■ Proverbs 21:13 sounds a little Karma-esque:
13 Whoever shuts their ears to the cry of the poor
will also cry out and not be answered.
Well, that'll teach 'em.
But as it happens, our very next item…
■ … may be behind the WSJ paywall, sorry, but Arthur C. Brooks has a point about the elites screwing over the poor, in the form of state-sponsored lottery gambling: Powerbull: The Lottery Loves Poverty
Who are these lotteries’ most loyal customers? Poor people. Lots of folks buy the occasional ticket, but studies have long shown a steady association between poverty and lottery play. Many scholars report that the poorest third of Americans buy more than half of all lotto tickets, which is why states advertise so aggressively in poor neighborhoods.
It's a pretty sleazy way to obtain government revenue. But (trivia) do you know which state was the first to establish a lottery?

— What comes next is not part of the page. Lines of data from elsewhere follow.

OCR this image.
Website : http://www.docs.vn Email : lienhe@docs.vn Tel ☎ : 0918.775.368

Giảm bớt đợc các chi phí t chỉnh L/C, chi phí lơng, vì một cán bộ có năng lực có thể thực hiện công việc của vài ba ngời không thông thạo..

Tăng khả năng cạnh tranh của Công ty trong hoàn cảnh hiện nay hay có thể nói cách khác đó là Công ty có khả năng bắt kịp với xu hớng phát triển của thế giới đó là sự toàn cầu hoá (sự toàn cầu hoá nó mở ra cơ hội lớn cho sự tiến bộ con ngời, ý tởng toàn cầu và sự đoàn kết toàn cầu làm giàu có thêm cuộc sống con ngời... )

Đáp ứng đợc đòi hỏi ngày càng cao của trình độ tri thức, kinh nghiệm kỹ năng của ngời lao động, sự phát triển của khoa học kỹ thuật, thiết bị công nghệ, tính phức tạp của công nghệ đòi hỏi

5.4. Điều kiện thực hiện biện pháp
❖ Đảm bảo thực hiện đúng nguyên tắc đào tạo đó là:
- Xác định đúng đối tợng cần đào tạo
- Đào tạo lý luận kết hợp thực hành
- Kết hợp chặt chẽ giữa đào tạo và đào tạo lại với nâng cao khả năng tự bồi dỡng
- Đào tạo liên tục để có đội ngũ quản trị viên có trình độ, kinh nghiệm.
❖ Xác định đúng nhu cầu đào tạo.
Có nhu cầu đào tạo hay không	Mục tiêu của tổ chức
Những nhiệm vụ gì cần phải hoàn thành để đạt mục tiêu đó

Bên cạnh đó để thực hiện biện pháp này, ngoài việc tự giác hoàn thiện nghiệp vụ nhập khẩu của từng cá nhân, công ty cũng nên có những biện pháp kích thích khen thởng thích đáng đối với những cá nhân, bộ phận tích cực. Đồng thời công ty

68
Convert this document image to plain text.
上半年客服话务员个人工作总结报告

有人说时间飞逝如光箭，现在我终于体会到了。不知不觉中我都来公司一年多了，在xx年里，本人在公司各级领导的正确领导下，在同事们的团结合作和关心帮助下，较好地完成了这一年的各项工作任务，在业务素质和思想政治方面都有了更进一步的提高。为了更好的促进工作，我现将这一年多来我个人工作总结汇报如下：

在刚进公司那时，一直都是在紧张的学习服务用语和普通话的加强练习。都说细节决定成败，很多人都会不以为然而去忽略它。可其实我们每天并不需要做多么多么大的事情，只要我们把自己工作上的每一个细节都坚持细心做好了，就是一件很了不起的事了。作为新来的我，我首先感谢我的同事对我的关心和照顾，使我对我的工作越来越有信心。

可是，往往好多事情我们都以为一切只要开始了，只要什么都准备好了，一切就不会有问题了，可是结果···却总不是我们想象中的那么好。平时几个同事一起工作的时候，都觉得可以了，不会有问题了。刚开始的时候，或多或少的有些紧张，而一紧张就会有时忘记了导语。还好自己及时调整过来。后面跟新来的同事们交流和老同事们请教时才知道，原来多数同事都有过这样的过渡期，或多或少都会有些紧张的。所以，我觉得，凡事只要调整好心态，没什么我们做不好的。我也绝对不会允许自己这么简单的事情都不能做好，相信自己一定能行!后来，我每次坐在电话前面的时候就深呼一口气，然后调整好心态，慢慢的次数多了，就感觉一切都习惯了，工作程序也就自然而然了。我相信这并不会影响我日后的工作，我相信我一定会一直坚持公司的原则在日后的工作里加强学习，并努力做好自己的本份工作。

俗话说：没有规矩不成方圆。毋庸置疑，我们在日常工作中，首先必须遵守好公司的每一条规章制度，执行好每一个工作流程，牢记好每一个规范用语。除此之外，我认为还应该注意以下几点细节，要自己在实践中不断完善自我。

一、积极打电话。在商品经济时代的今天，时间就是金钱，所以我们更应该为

■ At NR, Heather Mac Donald writes more on the fascinating story we discussed a few days back: Scandal Erupts over the Promotion of ‘Bourgeois’ Behavior. At issue is an op-ed from lawprofs Amy Wax and Larry Alexander which dared to claim "All cultures are not equal." Mac Donald looks at some waxing-wroth reactions, for example that of the so-called "IDEAL Council":
A glad cry must have gone out among IDEAL manifesto writers when they discovered that Wax had taught at the University of Virginia law school until 2001. Voilà! Irrefutable proof of bigotry! “Prior to teaching at Penn, Wax was a professor at the University of Virginia Law School,” the manifesto gloats. “On August 12th, White supremacists marched through the University of Virginia carrying torches, chanting ‘You will not replace us,’ and yelling racial and anti-Semitic slurs.” The causality speaks for itself, but in case the reader needs help, IDEAL explains that the white supremacy “can find its intellectual home in the kind of falsely ‘objective’ rhetoric in Amy Wax’s statement, which positions (white) bourgeois culture as not only objectively superior, but also under incursion from lesser cultures and races.”
"Are you now, or have you ever been, a faculty ID card-carrying member of the University of Virginia?"
■ At Cato, Ryan Harvey connects Bad Economics and Hurricane Harvey.
Disasters seem just about the worst possible time to discuss economic concepts. Ask Forbes columnist Tim Worstall, whose column on “price gouging” in the aftermath of Hurricane Harvey has purportedly been removed from their site.
I used to subscribe to Forbes. It went downhill. Their ad-filled website is pretty obnoxious. And now, to boot, they're buckling to the anti-market mob? Eesh.
■ At the WaPo, DeNeen L. Brown remembers The day President Reagan comforted a black family who had a KKK cross burned on its lawn
President Reagan read the story about the cross burning in his morning Washington Post. A black family in College Park, Md., had just won a civil suit against a young Ku Klux Klan leader who had been convicted of terrorizing the family five years earlier.
Reagan’s deputy press secretary, Larry Speakes, said the president was jarred by what had happened to Phillip and Barbara Butler. “That was the first thing on his mind this morning,” Speakes told The Post on May 3, 1982. White House Chief of Staff James Baker and Deputy Chief of Staff Michael Deaver walked into the Oval Office, and the first thing he said to them was, “ ‘I’ve read this story. I’d like to go see these people.’ ”
Would it be too hard for President Trump to draw a lesson from this?